Komunitas Pendidikan Indonesia

Jaringan Komunikasi KOMUNITAS PENDIDIKAN INDONESIA

Friday, 17 August 2018

Ternyata, Hingga Kini Masih Ada Guru Yang Terabaikan

Posted by   on Pinterest



Terlepas dari banyaknya kabar negatif profesi guru, masih banyak guru yang dengan segenap hati mengabdi dan jadi pahlawan sesungguhnya.

Dwifa, seorang guru perempuan dan pendiri sekolah Madrasah Tsanawiyah (MTs) Zikir, di Desa Tik Teleu, Kecamatan Pelabai, Kabupaten Lebong, Provinsi Bengkulu, (Selasa, 9/1/2018) menyebutkan, sekolah itu dibangun atas dasar rasa khawatir akan tingginya angka putus sekolah di daerah itu. Sekolah yang terlihat memprihatinkan itu itu dibangun pada 2011. Separuh gedungnya terbuat dari papan dan semen, sedangkan plafonnya rusak di beberapa bagian. Gedung tersebut merupakan pinjaman dari pemerintahan desa. Terdapat 38 siswa dan delapan guru sebagai tenaga pengajar. Menurut Dwifa, menjadi guru di MTs Zikir, merupakan bentuk kekhawatiran kami atas kondisi kampung halaman. Jadi, enggak mikir gajilah. Untuk kehidupan sehari-hari, dia dan suami menjadi petanijelasnya.

Hiriani, guru lainnya, yang paling yunior karena baru enam bulan bergabung di sekolah itu, berharap pengetahuan yang dimiliki dari perguruan tinggi dapat dibagi buat remaja di desa. Ia tidak mempersalahkan masalah gaji yang hanya Rp 100.000 per bulan.

Dua tahun berdiri, pada 2011 dan 2012 terdapat 14 tenaga pengajar. Selama dua tahun, 14 guru tidak digaji sama sekali. Lalu, masuk 2013 hingga 2015, barulah para guru mendapatkan gaji dari Kementerian Agama. Dananya diambil dari Bantuan Operasional Siswa (BOS). Tahun 2013 hingga 2015 gaji diterima per bulan sekitar Rp 30.000 dibayar per tiga bulan. Tiga bulan terima Rp 90.000. Gaji sebesar itu berlanjut hingga 2016, barulah naik menjadi Rp 100.000 per bulan.

Sukamdani, Kepala Sekolah MTs Zikir Pikir. Sukamdani yang memiliki gelar master pada bidang agama Islam lebih memilih kembali ke kampung halaman daripada tawaran menjadi dosen di beberapa perguruan tinggi. Saat ini sekolah itu memiliki tanah sekitar satu hektar sebagai wakaf dari masyarakat. Namun, pihaknya belum dapat memanfaatkan tanah wakaf itu karena terkendala biaya pembangunan gedung.

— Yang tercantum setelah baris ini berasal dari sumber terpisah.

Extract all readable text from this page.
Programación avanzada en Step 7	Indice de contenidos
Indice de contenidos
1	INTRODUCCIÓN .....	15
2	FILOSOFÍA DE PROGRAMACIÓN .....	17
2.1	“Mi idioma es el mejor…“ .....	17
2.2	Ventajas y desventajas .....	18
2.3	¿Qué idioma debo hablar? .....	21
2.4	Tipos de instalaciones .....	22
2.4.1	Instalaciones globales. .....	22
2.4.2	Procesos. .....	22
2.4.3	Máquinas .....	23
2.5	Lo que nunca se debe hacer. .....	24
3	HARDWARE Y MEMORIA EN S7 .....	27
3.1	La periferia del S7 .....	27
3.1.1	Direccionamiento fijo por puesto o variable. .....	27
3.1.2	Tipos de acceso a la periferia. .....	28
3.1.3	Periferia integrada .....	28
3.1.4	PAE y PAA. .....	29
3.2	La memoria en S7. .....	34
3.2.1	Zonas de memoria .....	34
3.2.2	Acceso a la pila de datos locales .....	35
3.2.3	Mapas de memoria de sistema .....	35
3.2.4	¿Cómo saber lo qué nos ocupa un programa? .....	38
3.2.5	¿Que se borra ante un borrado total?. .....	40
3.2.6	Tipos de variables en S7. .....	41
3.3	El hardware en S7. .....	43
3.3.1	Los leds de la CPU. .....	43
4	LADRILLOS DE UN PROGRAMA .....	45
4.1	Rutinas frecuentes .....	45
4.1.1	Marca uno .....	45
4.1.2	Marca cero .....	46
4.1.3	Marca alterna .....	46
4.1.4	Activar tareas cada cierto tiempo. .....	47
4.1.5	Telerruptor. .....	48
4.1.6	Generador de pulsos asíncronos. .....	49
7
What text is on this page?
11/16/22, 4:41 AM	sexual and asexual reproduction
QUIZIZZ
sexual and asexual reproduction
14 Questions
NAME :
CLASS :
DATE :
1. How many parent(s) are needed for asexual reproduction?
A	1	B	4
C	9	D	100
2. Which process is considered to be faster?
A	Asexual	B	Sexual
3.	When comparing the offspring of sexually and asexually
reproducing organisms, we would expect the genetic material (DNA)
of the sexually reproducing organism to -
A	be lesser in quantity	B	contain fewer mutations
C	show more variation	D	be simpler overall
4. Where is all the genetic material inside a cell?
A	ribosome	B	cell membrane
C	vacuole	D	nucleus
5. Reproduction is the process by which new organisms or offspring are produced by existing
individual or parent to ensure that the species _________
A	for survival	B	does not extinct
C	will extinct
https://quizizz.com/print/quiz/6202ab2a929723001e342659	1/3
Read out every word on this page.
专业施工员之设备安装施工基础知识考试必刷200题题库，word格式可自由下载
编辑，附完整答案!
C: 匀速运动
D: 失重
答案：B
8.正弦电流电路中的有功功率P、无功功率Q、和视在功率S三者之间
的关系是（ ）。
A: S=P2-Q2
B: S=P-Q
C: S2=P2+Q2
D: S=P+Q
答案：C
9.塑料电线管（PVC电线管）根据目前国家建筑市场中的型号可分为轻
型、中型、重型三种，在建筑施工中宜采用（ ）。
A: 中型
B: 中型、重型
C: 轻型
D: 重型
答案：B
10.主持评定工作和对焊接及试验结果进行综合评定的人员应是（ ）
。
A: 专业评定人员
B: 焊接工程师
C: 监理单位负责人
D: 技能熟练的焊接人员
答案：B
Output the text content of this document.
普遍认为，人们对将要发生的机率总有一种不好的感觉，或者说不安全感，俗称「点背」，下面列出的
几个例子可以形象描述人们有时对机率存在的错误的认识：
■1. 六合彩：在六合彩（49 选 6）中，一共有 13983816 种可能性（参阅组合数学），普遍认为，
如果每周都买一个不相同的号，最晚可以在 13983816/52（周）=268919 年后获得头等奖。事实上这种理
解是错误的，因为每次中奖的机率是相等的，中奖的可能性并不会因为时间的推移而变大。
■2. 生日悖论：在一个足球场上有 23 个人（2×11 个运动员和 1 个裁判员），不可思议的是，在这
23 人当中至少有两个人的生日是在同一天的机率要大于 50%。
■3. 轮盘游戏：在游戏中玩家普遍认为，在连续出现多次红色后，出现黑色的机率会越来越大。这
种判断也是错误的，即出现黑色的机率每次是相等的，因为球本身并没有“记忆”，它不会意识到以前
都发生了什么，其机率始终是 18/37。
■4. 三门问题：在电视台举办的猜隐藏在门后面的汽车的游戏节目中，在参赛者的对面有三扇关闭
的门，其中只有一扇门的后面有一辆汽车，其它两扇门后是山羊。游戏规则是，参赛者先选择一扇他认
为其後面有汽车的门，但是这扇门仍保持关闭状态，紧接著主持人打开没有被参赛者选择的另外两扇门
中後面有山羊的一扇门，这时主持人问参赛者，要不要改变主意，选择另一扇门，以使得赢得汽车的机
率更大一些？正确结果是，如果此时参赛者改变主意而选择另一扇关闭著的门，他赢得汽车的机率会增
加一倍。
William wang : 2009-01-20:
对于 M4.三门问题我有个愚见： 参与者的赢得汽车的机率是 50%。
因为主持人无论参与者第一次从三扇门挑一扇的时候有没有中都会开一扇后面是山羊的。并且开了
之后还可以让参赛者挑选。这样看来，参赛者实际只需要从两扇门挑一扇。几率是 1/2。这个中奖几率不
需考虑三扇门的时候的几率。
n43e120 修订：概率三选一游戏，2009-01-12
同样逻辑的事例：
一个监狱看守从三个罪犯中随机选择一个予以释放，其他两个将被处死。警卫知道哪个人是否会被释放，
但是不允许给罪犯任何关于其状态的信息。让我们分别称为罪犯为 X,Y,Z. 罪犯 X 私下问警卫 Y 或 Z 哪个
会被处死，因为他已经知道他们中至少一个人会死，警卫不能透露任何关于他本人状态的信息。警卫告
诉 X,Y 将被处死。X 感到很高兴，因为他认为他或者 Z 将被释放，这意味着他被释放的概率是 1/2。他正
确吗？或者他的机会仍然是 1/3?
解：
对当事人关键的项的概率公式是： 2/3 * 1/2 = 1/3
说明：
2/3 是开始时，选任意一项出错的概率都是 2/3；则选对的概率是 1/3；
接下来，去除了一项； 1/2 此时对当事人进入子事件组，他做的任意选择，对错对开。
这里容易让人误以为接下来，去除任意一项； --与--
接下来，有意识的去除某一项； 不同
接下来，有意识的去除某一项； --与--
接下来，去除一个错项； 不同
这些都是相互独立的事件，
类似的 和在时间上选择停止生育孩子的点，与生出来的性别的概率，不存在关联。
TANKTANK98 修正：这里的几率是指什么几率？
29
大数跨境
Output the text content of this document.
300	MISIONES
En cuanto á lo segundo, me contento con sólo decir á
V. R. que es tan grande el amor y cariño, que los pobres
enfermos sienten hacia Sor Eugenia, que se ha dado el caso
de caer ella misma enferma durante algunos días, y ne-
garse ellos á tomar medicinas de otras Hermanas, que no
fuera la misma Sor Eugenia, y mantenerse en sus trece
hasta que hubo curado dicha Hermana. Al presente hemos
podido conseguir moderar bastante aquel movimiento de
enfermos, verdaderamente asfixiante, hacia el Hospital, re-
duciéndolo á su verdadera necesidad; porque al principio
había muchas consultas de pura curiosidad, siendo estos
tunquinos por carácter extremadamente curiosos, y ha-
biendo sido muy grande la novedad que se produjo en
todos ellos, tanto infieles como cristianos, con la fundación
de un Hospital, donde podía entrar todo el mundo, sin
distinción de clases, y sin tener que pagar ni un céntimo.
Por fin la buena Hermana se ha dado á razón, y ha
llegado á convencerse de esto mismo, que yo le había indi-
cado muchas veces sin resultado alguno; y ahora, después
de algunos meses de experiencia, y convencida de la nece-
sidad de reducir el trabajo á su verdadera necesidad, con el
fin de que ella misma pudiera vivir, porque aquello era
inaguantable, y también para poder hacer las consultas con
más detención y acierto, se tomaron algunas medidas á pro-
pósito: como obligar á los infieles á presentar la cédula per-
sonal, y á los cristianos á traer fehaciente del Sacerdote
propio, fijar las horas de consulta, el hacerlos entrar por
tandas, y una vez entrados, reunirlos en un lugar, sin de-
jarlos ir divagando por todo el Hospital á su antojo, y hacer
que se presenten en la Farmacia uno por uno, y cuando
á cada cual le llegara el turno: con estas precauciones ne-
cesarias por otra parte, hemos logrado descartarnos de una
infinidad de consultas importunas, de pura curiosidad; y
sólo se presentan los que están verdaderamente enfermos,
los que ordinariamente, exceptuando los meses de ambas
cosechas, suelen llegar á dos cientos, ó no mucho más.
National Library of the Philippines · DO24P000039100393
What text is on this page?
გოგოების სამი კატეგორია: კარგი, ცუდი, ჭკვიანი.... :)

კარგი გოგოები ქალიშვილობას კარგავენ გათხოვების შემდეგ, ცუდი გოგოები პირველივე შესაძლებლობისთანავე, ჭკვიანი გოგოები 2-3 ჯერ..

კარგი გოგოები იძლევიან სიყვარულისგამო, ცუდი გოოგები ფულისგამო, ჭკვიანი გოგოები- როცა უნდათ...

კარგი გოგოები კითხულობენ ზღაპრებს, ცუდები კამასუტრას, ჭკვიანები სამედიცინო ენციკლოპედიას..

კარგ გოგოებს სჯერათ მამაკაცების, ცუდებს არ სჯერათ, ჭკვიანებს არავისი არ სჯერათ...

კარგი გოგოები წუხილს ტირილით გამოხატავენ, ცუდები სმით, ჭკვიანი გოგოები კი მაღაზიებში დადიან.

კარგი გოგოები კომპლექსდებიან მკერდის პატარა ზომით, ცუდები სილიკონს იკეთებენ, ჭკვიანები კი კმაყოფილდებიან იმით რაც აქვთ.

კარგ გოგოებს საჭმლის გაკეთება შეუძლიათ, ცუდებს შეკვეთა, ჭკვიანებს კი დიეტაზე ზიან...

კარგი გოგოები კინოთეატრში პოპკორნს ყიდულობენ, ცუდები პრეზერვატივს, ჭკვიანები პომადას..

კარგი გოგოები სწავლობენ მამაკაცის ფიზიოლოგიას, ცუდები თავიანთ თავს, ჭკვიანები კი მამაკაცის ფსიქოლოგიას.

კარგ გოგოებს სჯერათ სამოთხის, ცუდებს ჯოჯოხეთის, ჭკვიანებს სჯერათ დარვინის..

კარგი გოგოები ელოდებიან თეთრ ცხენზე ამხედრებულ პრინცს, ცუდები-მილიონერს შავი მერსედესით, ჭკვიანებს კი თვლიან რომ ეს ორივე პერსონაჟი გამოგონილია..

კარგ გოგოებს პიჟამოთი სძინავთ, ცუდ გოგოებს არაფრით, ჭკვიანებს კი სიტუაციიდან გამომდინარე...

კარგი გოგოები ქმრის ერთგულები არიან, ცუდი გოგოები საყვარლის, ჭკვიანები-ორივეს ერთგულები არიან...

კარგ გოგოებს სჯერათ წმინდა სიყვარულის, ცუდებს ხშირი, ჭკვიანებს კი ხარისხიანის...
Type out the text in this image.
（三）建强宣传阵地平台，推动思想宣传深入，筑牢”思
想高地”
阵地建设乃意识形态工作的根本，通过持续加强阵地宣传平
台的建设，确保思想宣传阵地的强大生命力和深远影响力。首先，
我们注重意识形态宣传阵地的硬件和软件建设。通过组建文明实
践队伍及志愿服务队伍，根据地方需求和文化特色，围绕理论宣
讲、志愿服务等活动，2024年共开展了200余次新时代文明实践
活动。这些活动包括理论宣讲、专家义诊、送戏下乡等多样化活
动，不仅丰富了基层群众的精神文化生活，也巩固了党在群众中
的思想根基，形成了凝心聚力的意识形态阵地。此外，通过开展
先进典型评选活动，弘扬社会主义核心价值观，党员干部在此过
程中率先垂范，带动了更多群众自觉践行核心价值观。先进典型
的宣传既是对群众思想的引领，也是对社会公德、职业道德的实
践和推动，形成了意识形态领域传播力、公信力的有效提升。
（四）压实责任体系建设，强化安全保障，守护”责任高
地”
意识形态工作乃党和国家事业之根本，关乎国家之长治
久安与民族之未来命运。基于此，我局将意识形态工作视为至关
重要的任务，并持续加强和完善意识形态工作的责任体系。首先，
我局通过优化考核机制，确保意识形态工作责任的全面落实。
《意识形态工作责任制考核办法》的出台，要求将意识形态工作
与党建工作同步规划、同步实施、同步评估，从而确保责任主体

Perjuangan Hamidah perempuan kelahiran Makassar 7 Desember 1969, sebagai guru penuh tantangan, karena untuk mengajar di sekolahnya, dia harus mengarungi lautan. Hamidah mengajar di SDN 6 Selat Nasik yang berada di Pulau Kuil. Hamidah, guru Sekolah Dasar Negeri (SDN) 6 Selat Nasik, Kabupaten Belitung, Provinsi Bangka Belitung, menerima penghargaan sebagai juara pertama Guru SD Berdedikasi di Daerah Khusus. Hamidah di Jakarta, (Sabtu, 19/8/2017) mengatakan bahwa kiprahnya sebagai guru di sekolah, daerah terdepan, terluar, dan tertinggal (3T), membuahkan hasil. Kalau ombaknya lagi tinggi, ya, tidak bisa ke mana-mana.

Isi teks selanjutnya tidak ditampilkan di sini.